Sunday, 17 May 2015

No Quick Fix.

          The Minister of Health intends to reverse the decision previously taken by the government to allow generic drug-makers to produce their own version of Oxycontin.  A powerful narcotic, Oxycontin is a major agent of prescription  drug addiction.    During most of my years of clinical practice, physicians who prescribed narcotics in the abundance that many do today would have been  under investigation by the RCMP.  Some would have been restricted in their prescribing   Recurrent offenders may have been prohibited from prescribing narcotics altogether.  The most serious offenders sometimes had their license suspended or even revoked.  According the Minister, Canada had 401,000 people abusing prescription drugs in 2012 and is probably the worlds largest user of opioids on  a per capita basis.  "Research shows that of the kids who abused opioids, seventy per cent said they got it at home."

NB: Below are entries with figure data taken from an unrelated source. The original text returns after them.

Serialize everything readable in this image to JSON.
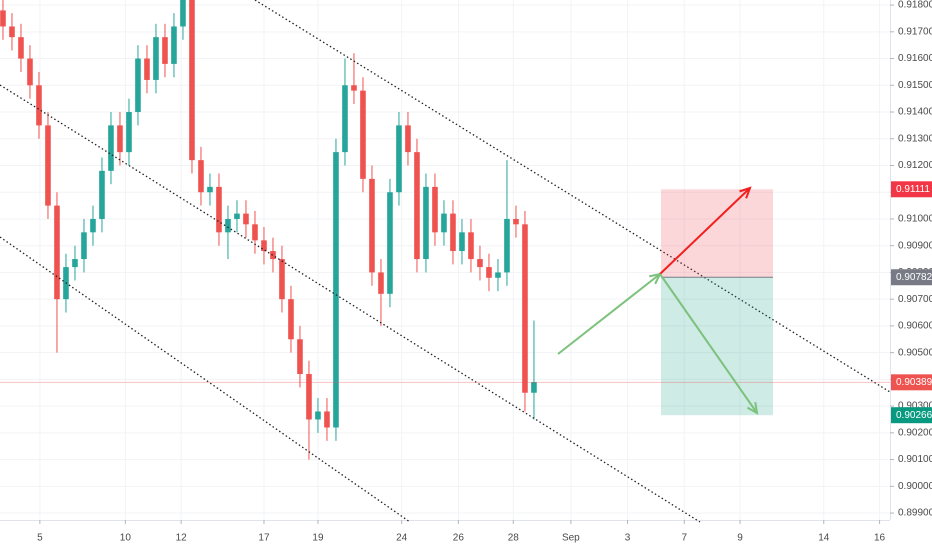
{
  "chart_data": {
    "type": "candlestick",
    "up_color": "#26a69a",
    "down_color": "#ef5350",
    "open": [
      0.9178,
      0.9172,
      0.9168,
      0.916,
      0.915,
      0.9135,
      0.9105,
      0.907,
      0.9082,
      0.9085,
      0.9095,
      0.91,
      0.9118,
      0.9135,
      0.9125,
      0.914,
      0.916,
      0.9152,
      0.9168,
      0.9158,
      0.9172,
      0.9182,
      0.9122,
      0.911,
      0.9112,
      0.9095,
      0.91,
      0.9102,
      0.9098,
      0.9092,
      0.9088,
      0.9085,
      0.907,
      0.9055,
      0.9042,
      0.9025,
      0.9028,
      0.9022,
      0.9125,
      0.915,
      0.9148,
      0.9115,
      0.908,
      0.9072,
      0.911,
      0.9135,
      0.9125,
      0.9085,
      0.9112,
      0.9095,
      0.9102,
      0.9088,
      0.9095,
      0.9085,
      0.9082,
      0.9078,
      0.908,
      0.91,
      0.9098,
      0.9035
    ],
    "high": [
      0.9183,
      0.9177,
      0.9173,
      0.9165,
      0.9155,
      0.914,
      0.911,
      0.9087,
      0.909,
      0.91,
      0.9105,
      0.9123,
      0.914,
      0.914,
      0.9145,
      0.9165,
      0.9165,
      0.9173,
      0.9173,
      0.9177,
      0.919,
      0.9185,
      0.9127,
      0.9117,
      0.9117,
      0.9105,
      0.9107,
      0.9107,
      0.9103,
      0.9097,
      0.9093,
      0.909,
      0.9075,
      0.906,
      0.9047,
      0.9033,
      0.9033,
      0.913,
      0.916,
      0.9162,
      0.9153,
      0.912,
      0.9085,
      0.9115,
      0.914,
      0.914,
      0.913,
      0.9117,
      0.9117,
      0.9107,
      0.9107,
      0.91,
      0.91,
      0.909,
      0.9087,
      0.9085,
      0.9122,
      0.9105,
      0.9103,
      0.9062
    ],
    "low": [
      0.9167,
      0.9163,
      0.9155,
      0.9145,
      0.913,
      0.91,
      0.905,
      0.9065,
      0.9077,
      0.908,
      0.909,
      0.9095,
      0.9113,
      0.912,
      0.912,
      0.9135,
      0.9147,
      0.9147,
      0.9153,
      0.9153,
      0.9167,
      0.9117,
      0.9105,
      0.9105,
      0.909,
      0.9085,
      0.9095,
      0.9093,
      0.9087,
      0.9083,
      0.908,
      0.9065,
      0.905,
      0.9037,
      0.901,
      0.902,
      0.9017,
      0.9017,
      0.912,
      0.9143,
      0.911,
      0.9075,
      0.906,
      0.9067,
      0.9105,
      0.912,
      0.908,
      0.908,
      0.909,
      0.909,
      0.9083,
      0.9083,
      0.908,
      0.9077,
      0.9073,
      0.9073,
      0.9075,
      0.9093,
      0.9028,
      0.9025
    ],
    "close": [
      0.9172,
      0.9168,
      0.916,
      0.915,
      0.9135,
      0.9105,
      0.907,
      0.9082,
      0.9085,
      0.9095,
      0.91,
      0.9118,
      0.9135,
      0.9125,
      0.914,
      0.916,
      0.9152,
      0.9168,
      0.9158,
      0.9172,
      0.9182,
      0.9122,
      0.911,
      0.9112,
      0.9095,
      0.91,
      0.9102,
      0.9098,
      0.9092,
      0.9088,
      0.9085,
      0.907,
      0.9055,
      0.9042,
      0.9025,
      0.9028,
      0.9022,
      0.9125,
      0.915,
      0.9148,
      0.9115,
      0.908,
      0.9072,
      0.911,
      0.9135,
      0.9125,
      0.9085,
      0.9112,
      0.9095,
      0.9102,
      0.9088,
      0.9095,
      0.9085,
      0.9082,
      0.9078,
      0.908,
      0.91,
      0.9098,
      0.9035,
      0.9039
    ],
    "xlim": [
      -0.33,
      98.56
    ],
    "xticks": [
      {
        "value": 4.1,
        "label": "5"
      },
      {
        "value": 13.6,
        "label": "10"
      },
      {
        "value": 19.8,
        "label": "12"
      },
      {
        "value": 29,
        "label": "17"
      },
      {
        "value": 35,
        "label": "19"
      },
      {
        "value": 44.3,
        "label": "24"
      },
      {
        "value": 50.6,
        "label": "26"
      },
      {
        "value": 56.7,
        "label": "28"
      },
      {
        "value": 63.1,
        "label": "Sep"
      },
      {
        "value": 69.4,
        "label": "3"
      },
      {
        "value": 75.7,
        "label": "7"
      },
      {
        "value": 81.9,
        "label": "9"
      },
      {
        "value": 91.2,
        "label": "14"
      },
      {
        "value": 97.4,
        "label": "16"
      }
    ],
    "ylim": [
      0.89874,
      0.91819
    ],
    "yticks": [
      {
        "value": 0.899,
        "label": "0.89900"
      },
      {
        "value": 0.9,
        "label": "0.90000"
      },
      {
        "value": 0.901,
        "label": "0.90100"
      },
      {
        "value": 0.902,
        "label": "0.90200"
      },
      {
        "value": 0.903,
        "label": "0.90300"
      },
      {
        "value": 0.904,
        "label": "0.90400"
      },
      {
        "value": 0.905,
        "label": "0.90500"
      },
      {
        "value": 0.906,
        "label": "0.90600"
      },
      {
        "value": 0.907,
        "label": "0.90700"
      },
      {
        "value": 0.908,
        "label": "0.90800"
      },
      {
        "value": 0.909,
        "label": "0.90900"
      },
      {
        "value": 0.91,
        "label": "0.91000"
      },
      {
        "value": 0.911,
        "label": "0.91100"
      },
      {
        "value": 0.912,
        "label": "0.91200"
      },
      {
        "value": 0.913,
        "label": "0.91300"
      },
      {
        "value": 0.914,
        "label": "0.91400"
      },
      {
        "value": 0.915,
        "label": "0.91500"
      },
      {
        "value": 0.916,
        "label": "0.91600"
      },
      {
        "value": 0.917,
        "label": "0.91700"
      },
      {
        "value": 0.918,
        "label": "0.91800"
      }
    ],
    "price_labels": [
      {
        "value": 0.91111,
        "label": "0.91111",
        "color": "#f23645"
      },
      {
        "value": 0.90782,
        "label": "0.90782",
        "color": "#787b86"
      },
      {
        "value": 0.90389,
        "label": "0.90389",
        "color": "#ef5350"
      },
      {
        "value": 0.90266,
        "label": "0.90266",
        "color": "#089981"
      }
    ]
  }
}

            There were always doctors who over-prescribed and I have previously described how a nurse informed me that her niece with an infected hang-nail was prescribed Oxycontin tablets 30 as well as the antibiotic.  She didn't need the  prescription  and  she didn't fill  it.  She took a couple of Tylenol, and gained satisfactory relief.  
             When did this over prescribing pattern become so pervasive?  And why?
             My guess is that the problem which was always there gained much momentum over the past ten years or so and coincided with  a philosophy of demanding  instant gratification on the part of some patients and the reluctance of many physicians  to defy the patients demands even when it is not the best solution to the problem.   Drug seeking patients can get very abusive when denied what they feel they need.  It is easier to write a prescription than get into a harangue with a patient in a busy office practice.  It can take time to convince a patient that your treatment plan is better than theirs.  Political correctness ordains that everyone's opinion is equal.  Of course no patient should be left in pain if it can be relieved, but that doesn't mean that narcotics are called for    When  I  was concerned about addiction patterns developing in some patients and consulted with specialists from  Pain  Clinics, the patient often came back on  heavier doses of narcotics than they had been on before.   General attitudes about drug abuse have changed, including the attitudes of the College of Physicians and Surgeons making  it difficult for those physicians who prescribe more selectively.
              Prescribing patterns have to  be reviewed and use of narcotics has to be better controlled.  Rules for narcotic use have to be clearly defined.  Rules, not guidelines.   Unfortunately, as always, the hard-working appropriately prescribing physicians will be caught up in this, as they always are.  But, then no good deed ever goes unpunished!